Justice Jackson spoke to the heart of the problem with defining the situation in Edwards as commerce. The majority opinion did not adequately capture the indignity of California’s law on individuals suffering from poverty, nor did it sufficiently describe the nature of Edwards’s humanitarian actions. Indeed, what the Court protected in Edwards—even without explicitly stating—was an associative freedom to move across state lines that is part and parcel of the very meaning of national citizenship. That value is directly implicated by what legislators are proposing in Missouri and Idaho: they aspire to have the state enforce a social stigma by chilling interstate associations through measures that deter assisting others who want to travel.

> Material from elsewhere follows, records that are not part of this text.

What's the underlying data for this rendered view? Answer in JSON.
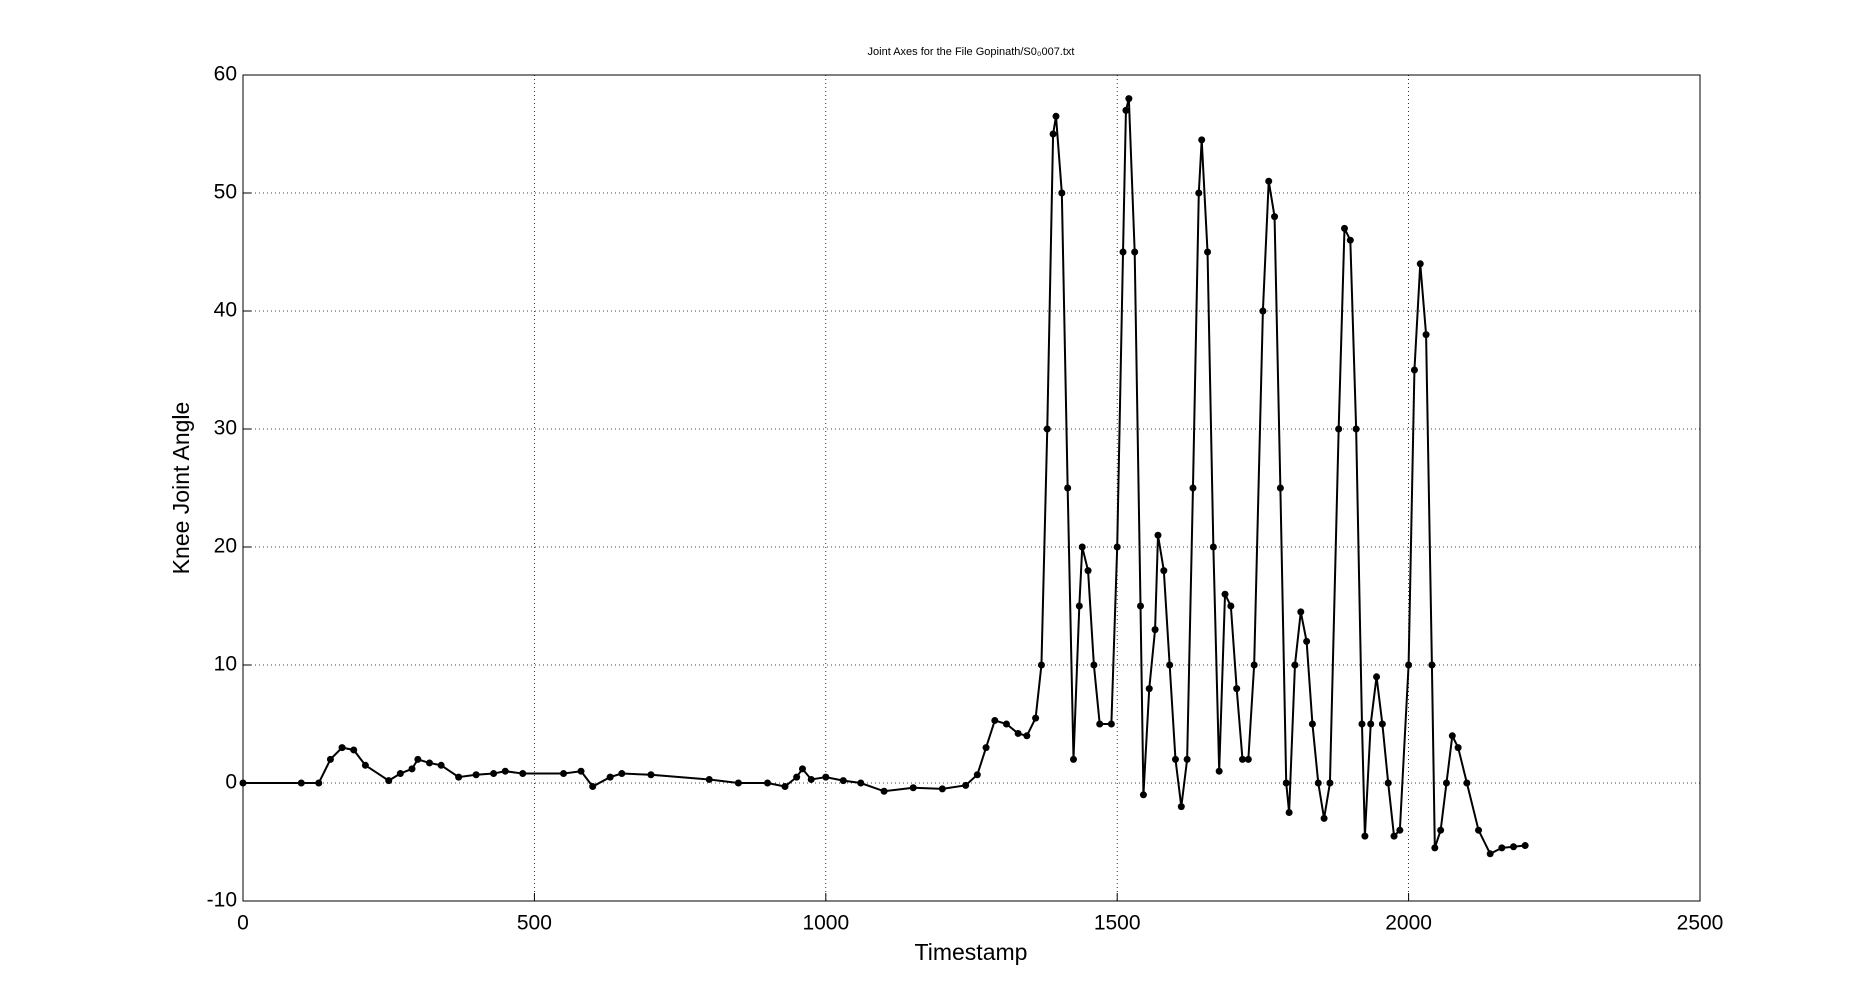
{
  "chart_data": {
    "type": "line",
    "title": "Joint Axes for the File Gopinath/S0₀007.txt",
    "x_label": "Timestamp",
    "y_label": "Knee Joint Angle",
    "xlim": [
      0,
      2500
    ],
    "ylim": [
      -10,
      60
    ],
    "xticks": [
      0,
      500,
      1000,
      1500,
      2000,
      2500
    ],
    "yticks": [
      -10,
      0,
      10,
      20,
      30,
      40,
      50,
      60
    ],
    "grid": true,
    "series": [
      {
        "color": "#000000",
        "x": [
          0,
          100,
          130,
          150,
          170,
          190,
          210,
          250,
          270,
          290,
          300,
          320,
          340,
          370,
          400,
          430,
          450,
          480,
          550,
          580,
          600,
          630,
          650,
          700,
          800,
          850,
          900,
          930,
          950,
          960,
          975,
          1000,
          1030,
          1060,
          1100,
          1150,
          1200,
          1240,
          1260,
          1275,
          1290,
          1310,
          1330,
          1345,
          1360,
          1370,
          1380,
          1390,
          1395,
          1405,
          1415,
          1425,
          1435,
          1440,
          1450,
          1460,
          1470,
          1490,
          1500,
          1510,
          1515,
          1520,
          1530,
          1540,
          1545,
          1555,
          1565,
          1570,
          1580,
          1590,
          1600,
          1610,
          1620,
          1630,
          1640,
          1645,
          1655,
          1665,
          1675,
          1685,
          1695,
          1705,
          1715,
          1725,
          1735,
          1750,
          1760,
          1770,
          1780,
          1790,
          1795,
          1805,
          1815,
          1825,
          1835,
          1845,
          1855,
          1865,
          1880,
          1890,
          1900,
          1910,
          1920,
          1925,
          1935,
          1945,
          1955,
          1965,
          1975,
          1985,
          2000,
          2010,
          2020,
          2030,
          2040,
          2045,
          2055,
          2065,
          2075,
          2085,
          2100,
          2120,
          2140,
          2160,
          2180,
          2200
        ],
        "values": [
          0,
          0,
          0,
          2,
          3,
          2.8,
          1.5,
          0.2,
          0.8,
          1.2,
          2,
          1.7,
          1.5,
          0.5,
          0.7,
          0.8,
          1,
          0.8,
          0.8,
          1,
          -0.3,
          0.5,
          0.8,
          0.7,
          0.3,
          0,
          0,
          -0.3,
          0.5,
          1.2,
          0.3,
          0.5,
          0.2,
          0,
          -0.7,
          -0.4,
          -0.5,
          -0.2,
          0.7,
          3,
          5.3,
          5,
          4.2,
          4,
          5.5,
          10,
          30,
          55,
          56.5,
          50,
          25,
          2,
          15,
          20,
          18,
          10,
          5,
          5,
          20,
          45,
          57,
          58,
          45,
          15,
          -1,
          8,
          13,
          21,
          18,
          10,
          2,
          -2,
          2,
          25,
          50,
          54.5,
          45,
          20,
          1,
          16,
          15,
          8,
          2,
          2,
          10,
          40,
          51,
          48,
          25,
          0,
          -2.5,
          10,
          14.5,
          12,
          5,
          0,
          -3,
          0,
          30,
          47,
          46,
          30,
          5,
          -4.5,
          5,
          9,
          5,
          0,
          -4.5,
          -4,
          10,
          35,
          44,
          38,
          10,
          -5.5,
          -4,
          0,
          4,
          3,
          0,
          -4,
          -6,
          -5.5,
          -5.4,
          -5.3
        ]
      }
    ]
  }
}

Criminalizing travel smacks of authoritarianism and harkens back to a darker time in American history to which we should not wish to return. Lawmakers cannot throw roadblocks in the way of their residents who want nothing more than to take advantage of the benefits of national citizenship with the aid of other citizens. Just as the right to travel and associate protected Fred Edwards and Frank Duncan, and surely must have protected Richard and Mildred Loving, so too must an associative right to travel protect the private decision-making of individuals today— and especially in circumstances that involve sensitive choices about a person’s bodily autonomy. The Constitution does not permit states to make prisoners of citizens within its boundaries and regulate who can help at their gates.